Tabrakan itu tidak terhindarkan. Tubuh Lina terhuyung ke belakang, tapi yang lebih parah, kopi di tangannya menyembur tepat ke dada sosok itu.
Cairan cokelat panas itu langsung meresap ke kemeja putih bersih dan jas charcoal grey yang terlihat sangat, sangat mahal.
Waktu seolah berhenti.
"Ya Tuhan!" pekik Lina, panik. Cangkir plastiknya jatuh menggelinding. "Maaf! Maafkan saya, Tuan! Saya... saya tidak lihat..."
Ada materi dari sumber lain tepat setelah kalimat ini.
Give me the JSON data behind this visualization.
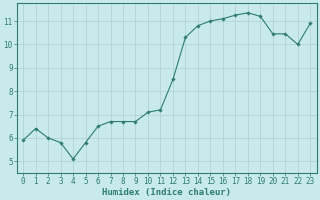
{
  "x": [
    0,
    1,
    2,
    3,
    4,
    5,
    6,
    7,
    8,
    9,
    10,
    11,
    12,
    13,
    14,
    15,
    16,
    17,
    18,
    19,
    20,
    21,
    22,
    23
  ],
  "y": [
    5.9,
    6.4,
    6.0,
    5.8,
    5.1,
    5.8,
    6.5,
    6.7,
    6.7,
    6.7,
    7.1,
    7.2,
    8.5,
    10.3,
    10.8,
    11.0,
    11.1,
    11.25,
    11.35,
    11.2,
    10.45,
    10.45,
    10.0,
    10.9
  ],
  "line_color": "#2e7d6e",
  "marker": "D",
  "marker_size": 1.8,
  "bg_color": "#c8eaea",
  "grid_color": "#b0d0d0",
  "xlabel": "Humidex (Indice chaleur)",
  "ylim": [
    4.5,
    11.75
  ],
  "xlim": [
    -0.5,
    23.5
  ],
  "yticks": [
    5,
    6,
    7,
    8,
    9,
    10,
    11
  ],
  "xticks": [
    0,
    1,
    2,
    3,
    4,
    5,
    6,
    7,
    8,
    9,
    10,
    11,
    12,
    13,
    14,
    15,
    16,
    17,
    18,
    19,
    20,
    21,
    22,
    23
  ],
  "tick_label_fontsize": 5.5,
  "xlabel_fontsize": 6.5,
  "xlabel_bold": true
}
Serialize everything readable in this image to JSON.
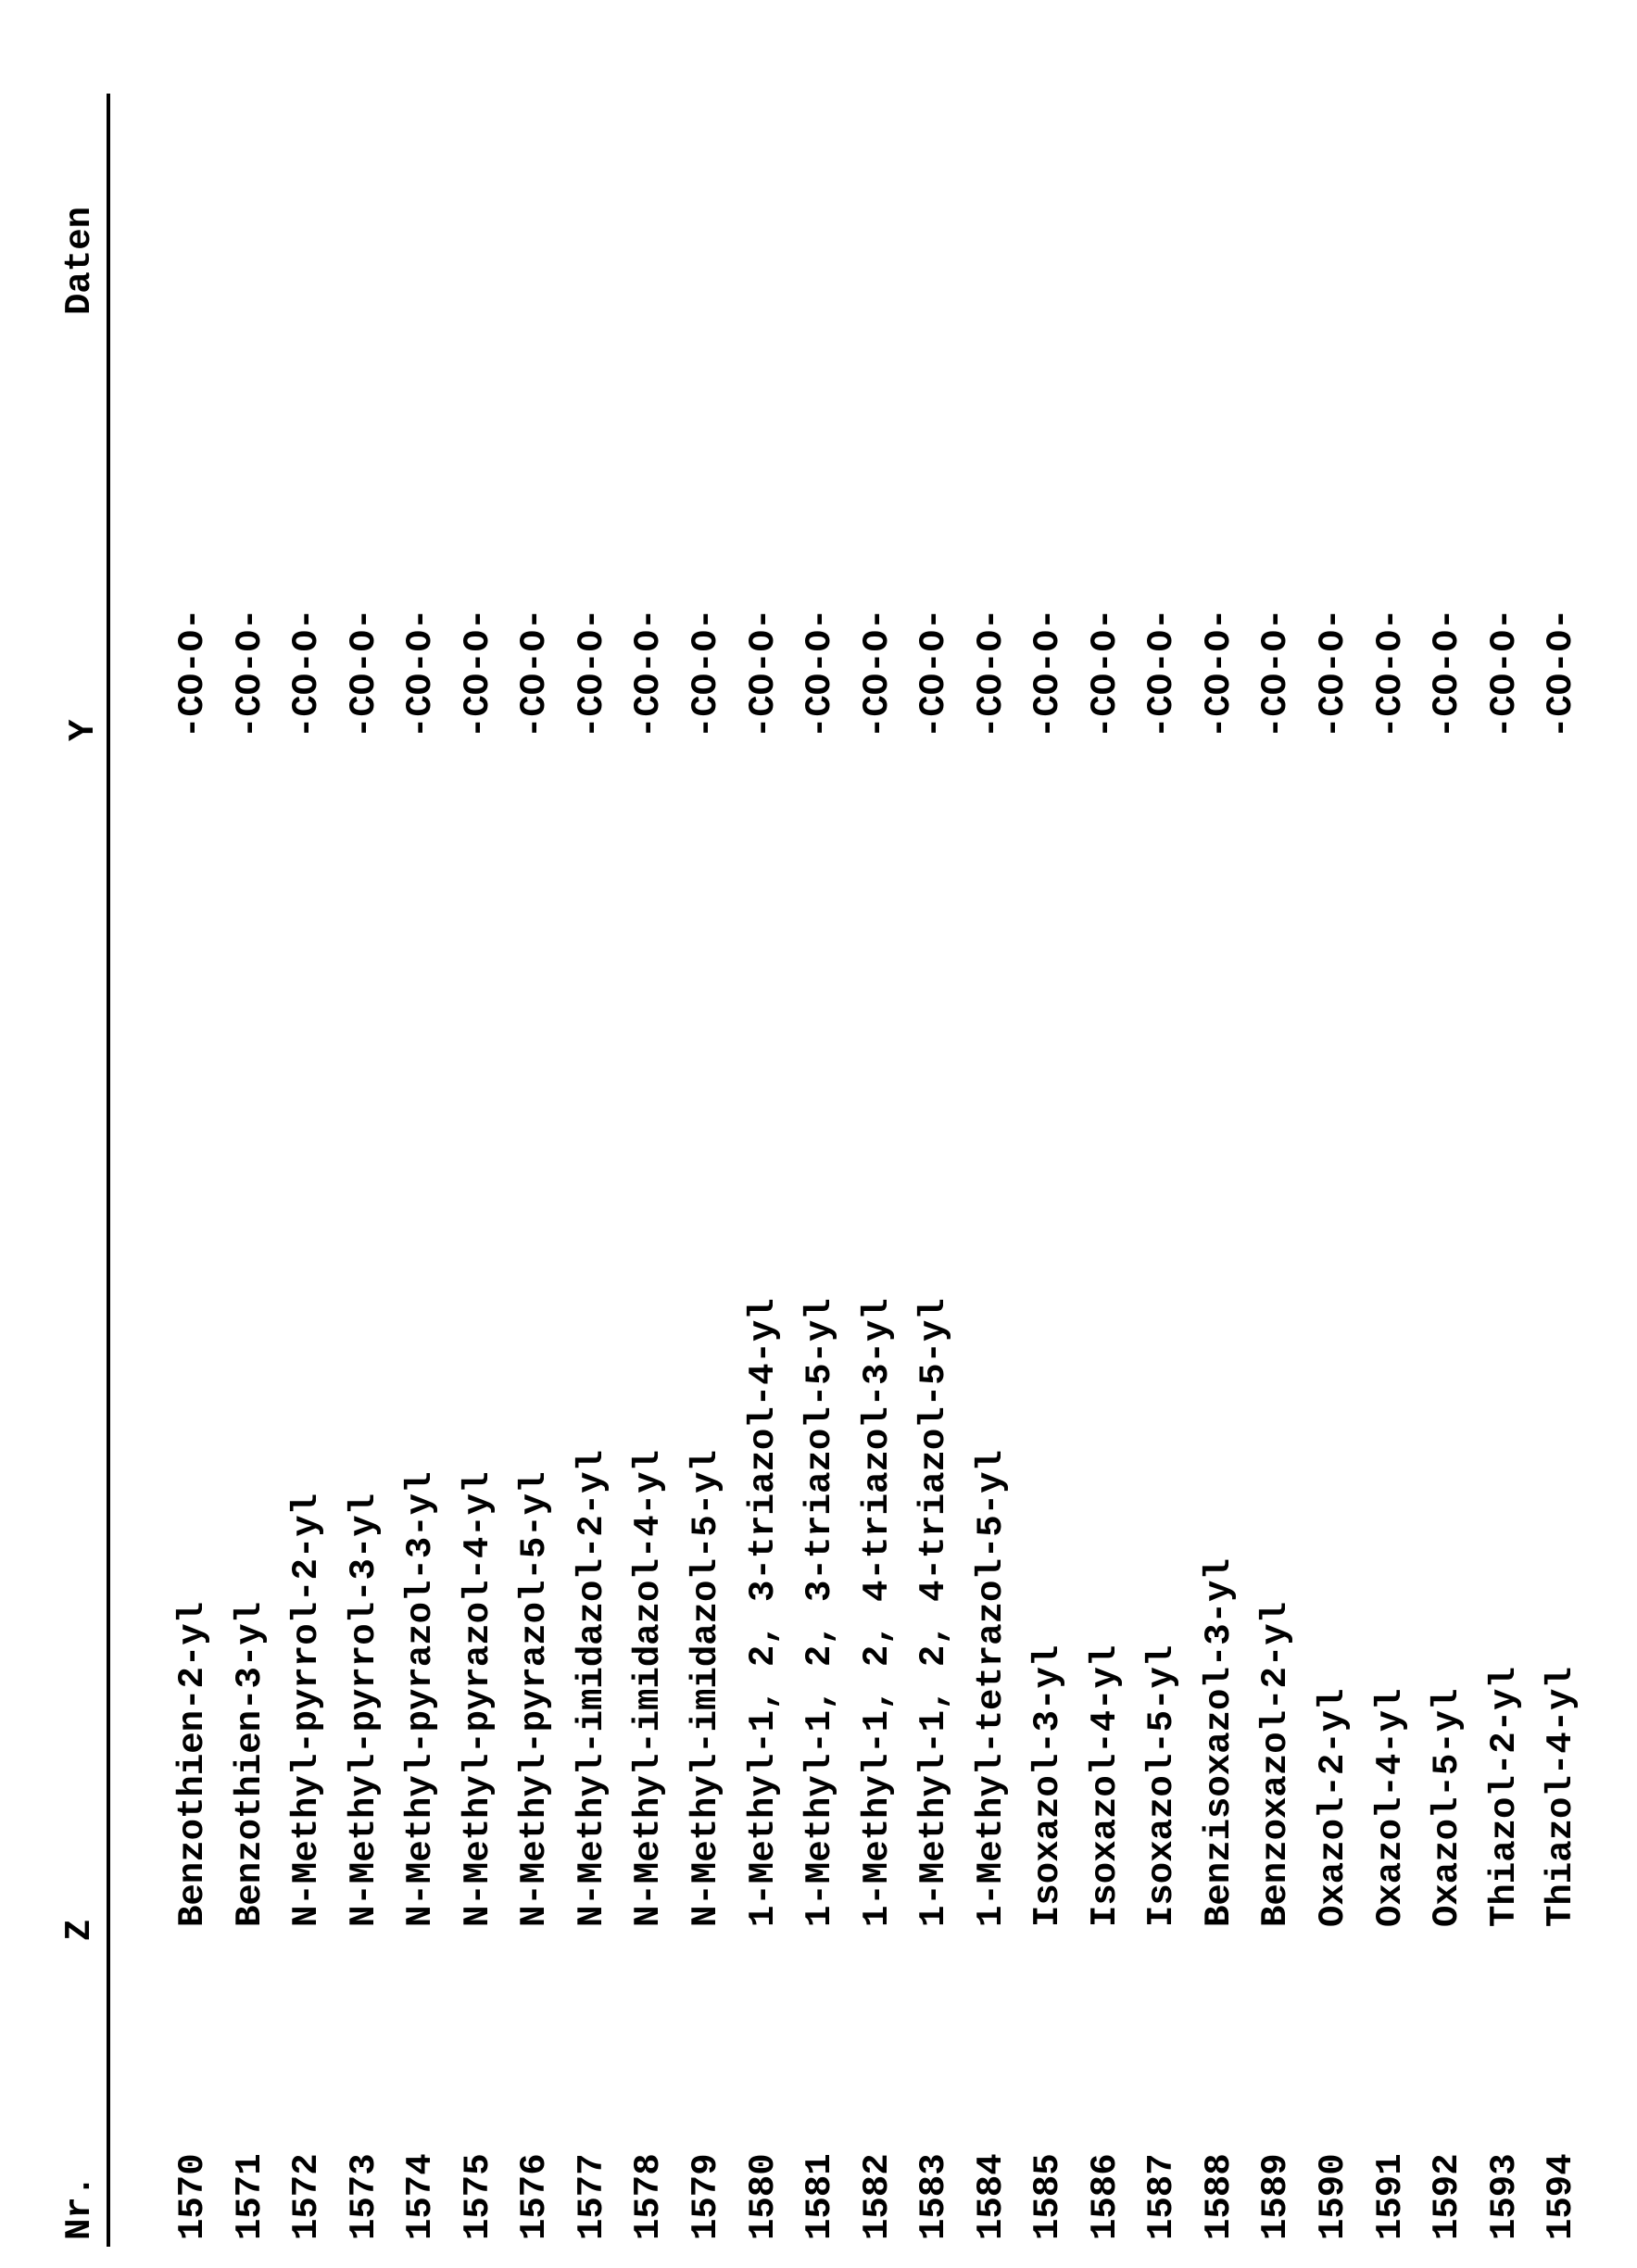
{
  "headers": {
    "nr": "Nr.",
    "z": "Z",
    "y": "Y",
    "daten": "Daten"
  },
  "rows": [
    {
      "nr": "1570",
      "z": "Benzothien-2-yl",
      "y": "-CO-O-"
    },
    {
      "nr": "1571",
      "z": "Benzothien-3-yl",
      "y": "-CO-O-"
    },
    {
      "nr": "1572",
      "z": "N-Methyl-pyrrol-2-yl",
      "y": "-CO-O-"
    },
    {
      "nr": "1573",
      "z": "N-Methyl-pyrrol-3-yl",
      "y": "-CO-O-"
    },
    {
      "nr": "1574",
      "z": "N-Methyl-pyrazol-3-yl",
      "y": "-CO-O-"
    },
    {
      "nr": "1575",
      "z": "N-Methyl-pyrazol-4-yl",
      "y": "-CO-O-"
    },
    {
      "nr": "1576",
      "z": "N-Methyl-pyrazol-5-yl",
      "y": "-CO-O-"
    },
    {
      "nr": "1577",
      "z": "N-Methyl-imidazol-2-yl",
      "y": "-CO-O-"
    },
    {
      "nr": "1578",
      "z": "N-Methyl-imidazol-4-yl",
      "y": "-CO-O-"
    },
    {
      "nr": "1579",
      "z": "N-Methyl-imidazol-5-yl",
      "y": "-CO-O-"
    },
    {
      "nr": "1580",
      "z": "1-Methyl-1, 2, 3-triazol-4-yl",
      "y": "-CO-O-"
    },
    {
      "nr": "1581",
      "z": "1-Methyl-1, 2, 3-triazol-5-yl",
      "y": "-CO-O-"
    },
    {
      "nr": "1582",
      "z": "1-Methyl-1, 2, 4-triazol-3-yl",
      "y": "-CO-O-"
    },
    {
      "nr": "1583",
      "z": "1-Methyl-1, 2, 4-triazol-5-yl",
      "y": "-CO-O-"
    },
    {
      "nr": "1584",
      "z": "1-Methyl-tetrazol-5-yl",
      "y": "-CO-O-"
    },
    {
      "nr": "1585",
      "z": "Isoxazol-3-yl",
      "y": "-CO-O-"
    },
    {
      "nr": "1586",
      "z": "Isoxazol-4-yl",
      "y": "-CO-O-"
    },
    {
      "nr": "1587",
      "z": "Isoxazol-5-yl",
      "y": "-CO-O-"
    },
    {
      "nr": "1588",
      "z": "Benzisoxazol-3-yl",
      "y": "-CO-O-"
    },
    {
      "nr": "1589",
      "z": "Benzoxazol-2-yl",
      "y": "-CO-O-"
    },
    {
      "nr": "1590",
      "z": "Oxazol-2-yl",
      "y": "-CO-O-"
    },
    {
      "nr": "1591",
      "z": "Oxazol-4-yl",
      "y": "-CO-O-"
    },
    {
      "nr": "1592",
      "z": "Oxazol-5-yl",
      "y": "-CO-O-"
    },
    {
      "nr": "1593",
      "z": "Thiazol-2-yl",
      "y": "-CO-O-"
    },
    {
      "nr": "1594",
      "z": "Thiazol-4-yl",
      "y": "-CO-O-"
    }
  ]
}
Dalam kepanikannya, Lina melakukan kesalahan fatal. Ia merogoh tasnya, mengeluarkan sebungkus tisu, dan mencoba mengelap noda di jas pria itu.
Sebuah tangan sekuat baja mencengkeram pergelangan tangannya, menghentikan gerakannya seketika.
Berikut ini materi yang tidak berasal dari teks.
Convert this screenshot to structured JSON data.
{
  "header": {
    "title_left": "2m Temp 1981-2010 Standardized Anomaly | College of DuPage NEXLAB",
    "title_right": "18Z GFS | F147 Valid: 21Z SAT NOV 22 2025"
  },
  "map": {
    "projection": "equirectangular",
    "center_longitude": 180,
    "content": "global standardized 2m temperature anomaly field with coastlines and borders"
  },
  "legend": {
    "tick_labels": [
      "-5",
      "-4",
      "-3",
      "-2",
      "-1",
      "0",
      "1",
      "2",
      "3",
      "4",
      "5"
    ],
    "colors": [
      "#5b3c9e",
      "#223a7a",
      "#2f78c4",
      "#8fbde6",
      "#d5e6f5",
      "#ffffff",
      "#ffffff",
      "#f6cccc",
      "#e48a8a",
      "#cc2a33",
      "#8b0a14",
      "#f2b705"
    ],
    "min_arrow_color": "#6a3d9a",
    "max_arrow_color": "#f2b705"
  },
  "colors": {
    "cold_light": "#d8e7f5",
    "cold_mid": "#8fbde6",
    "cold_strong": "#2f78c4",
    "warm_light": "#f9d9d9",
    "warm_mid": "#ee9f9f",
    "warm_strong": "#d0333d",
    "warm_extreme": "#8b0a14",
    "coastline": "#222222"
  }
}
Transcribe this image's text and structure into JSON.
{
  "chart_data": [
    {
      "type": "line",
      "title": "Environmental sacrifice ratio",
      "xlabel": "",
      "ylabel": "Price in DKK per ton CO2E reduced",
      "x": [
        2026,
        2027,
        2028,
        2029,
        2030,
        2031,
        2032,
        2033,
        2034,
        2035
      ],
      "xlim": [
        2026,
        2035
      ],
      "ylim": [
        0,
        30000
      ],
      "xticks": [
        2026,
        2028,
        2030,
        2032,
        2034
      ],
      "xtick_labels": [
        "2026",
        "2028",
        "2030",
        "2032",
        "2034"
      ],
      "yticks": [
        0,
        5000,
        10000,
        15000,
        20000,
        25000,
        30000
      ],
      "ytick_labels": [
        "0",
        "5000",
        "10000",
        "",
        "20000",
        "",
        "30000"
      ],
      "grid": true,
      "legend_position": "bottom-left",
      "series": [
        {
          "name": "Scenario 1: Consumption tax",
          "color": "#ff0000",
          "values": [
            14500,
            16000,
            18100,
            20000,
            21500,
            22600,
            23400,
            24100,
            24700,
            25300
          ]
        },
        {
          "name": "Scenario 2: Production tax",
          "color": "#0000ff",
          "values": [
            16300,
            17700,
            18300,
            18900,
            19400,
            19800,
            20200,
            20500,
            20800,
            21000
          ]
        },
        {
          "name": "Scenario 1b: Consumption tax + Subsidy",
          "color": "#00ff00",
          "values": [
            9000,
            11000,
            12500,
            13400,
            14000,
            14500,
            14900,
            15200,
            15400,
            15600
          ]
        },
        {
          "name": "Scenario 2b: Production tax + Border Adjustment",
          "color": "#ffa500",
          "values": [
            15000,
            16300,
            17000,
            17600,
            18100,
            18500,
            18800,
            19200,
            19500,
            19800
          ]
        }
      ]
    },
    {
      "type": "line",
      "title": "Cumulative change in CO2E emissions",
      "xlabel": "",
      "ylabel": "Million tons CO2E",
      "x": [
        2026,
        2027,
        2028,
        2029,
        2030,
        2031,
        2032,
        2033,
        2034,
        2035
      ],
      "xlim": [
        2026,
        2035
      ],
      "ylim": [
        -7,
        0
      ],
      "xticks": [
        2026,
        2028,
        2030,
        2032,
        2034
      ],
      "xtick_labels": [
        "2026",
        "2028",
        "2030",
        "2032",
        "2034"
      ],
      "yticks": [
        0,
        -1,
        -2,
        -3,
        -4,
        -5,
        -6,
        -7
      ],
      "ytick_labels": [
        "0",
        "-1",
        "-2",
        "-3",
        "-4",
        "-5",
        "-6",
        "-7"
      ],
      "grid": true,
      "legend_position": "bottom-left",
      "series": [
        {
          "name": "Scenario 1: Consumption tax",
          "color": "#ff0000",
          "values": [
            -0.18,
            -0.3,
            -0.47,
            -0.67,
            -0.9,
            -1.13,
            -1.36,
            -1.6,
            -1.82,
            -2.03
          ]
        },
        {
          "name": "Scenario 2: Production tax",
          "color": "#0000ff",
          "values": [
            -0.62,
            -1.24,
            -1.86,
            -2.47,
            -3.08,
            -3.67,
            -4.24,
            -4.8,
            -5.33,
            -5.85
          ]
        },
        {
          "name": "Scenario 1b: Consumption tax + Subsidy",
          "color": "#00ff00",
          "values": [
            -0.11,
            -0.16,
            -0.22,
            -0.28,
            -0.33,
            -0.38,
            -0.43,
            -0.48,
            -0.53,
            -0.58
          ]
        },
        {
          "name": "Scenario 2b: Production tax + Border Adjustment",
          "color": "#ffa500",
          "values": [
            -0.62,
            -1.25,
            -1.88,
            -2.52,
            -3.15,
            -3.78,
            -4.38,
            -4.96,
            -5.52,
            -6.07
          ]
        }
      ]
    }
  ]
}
"Jangan," desis sebuah suara.
Suara itu tidak keras, tapi begitu dingin menusuk hingga membuat bulu kuduk Lina meremang.
Lina mendongak. Dan membeku.
Pria di depannya sangat tinggi. Wajahnya dipahat dengan presisi tajam rahang tegas, hidung lurus, dan mata yang... ya Tuhan, matanya. Mata itu sedingin es di musim dingin, menatapnya dengan tatapan membunuh. Auranya begitu kuat, membuat udara di sekitar mereka terasa menipis.
Ini bukan manajer biasa. Ini adalah aura seorang raja.
"Saya... saya benar-benar minta maaf," bisik Lina, menarik tangannya perlahan. Pergelangan tangannya terasa sakit.
Pria itu tidak memedulikannya. Ia menatap noda kopi di jasnya dengan ekspresi jijik yang tak terselubung. Jas itu kini hancur.
"Apakah kau tahu," suaranya tenang, namun mematikan, "harga jas ini?"
Lina menelan ludah. "Saya... saya bisa ganti rugi, Tuan. Saya akan bayar biaya cuci..."
Pria itu mendengus pelan. Nyaris seperti tawa, tapi tanpa humor sedikit pun. "Biaya cuci? Jas ini dibuat custom di Milan. Harganya mungkin lebih mahal dari seluruh isi lemari pakaianmu."
Wajah Lina memucat.
Tepat saat itu, seorang wanita paruh baya berlari tergopoh-gopoh dari arah lift.
"Predir Ethan! Anda tidak apa-apa?" serunya, sebelum matanya terbelalak melihat noda di jas CEO nya.
"Astaga!"
Presdir... Ethan?
Jantung Lina serasa jatuh ke lambungnya. Ethan Arsenio. Sang CEO misterius Arsenio Group. Orang yang akan menandatangani slip gajinya.
Orang yang baru saja ia mandikan dengan kopi murah.
Mata dingin Ethan Arsenio akhirnya beralih dari noda di jasnya, kembali menatap wajah Lina yang ketakutan. Ia melirik pass card sementara yang masih tergantung di leher Lina.
Mata elangnya menyipit, membaca nama itu.
"Lina Anastasya," ujarnya, menyebut nama itu seolah sedang mencicipi racun.
Ethan melangkah maju satu langkah. Lina refleks mundur satu langkah, punggungnya menabrak dinding koridor. Ia terpojok.
"Hari pertama?" tanya Ethan, suaranya tetap sedingin es.
Lina hanya bisa mengangguk kaku.
Ethan menatapnya dari atas ke bawah, penilaiannya begitu intens hingga Lina merasa telanjang.
"Hari pertamamu," ulang Ethan, "dan kau baru saja melakukan bunuh diri karier."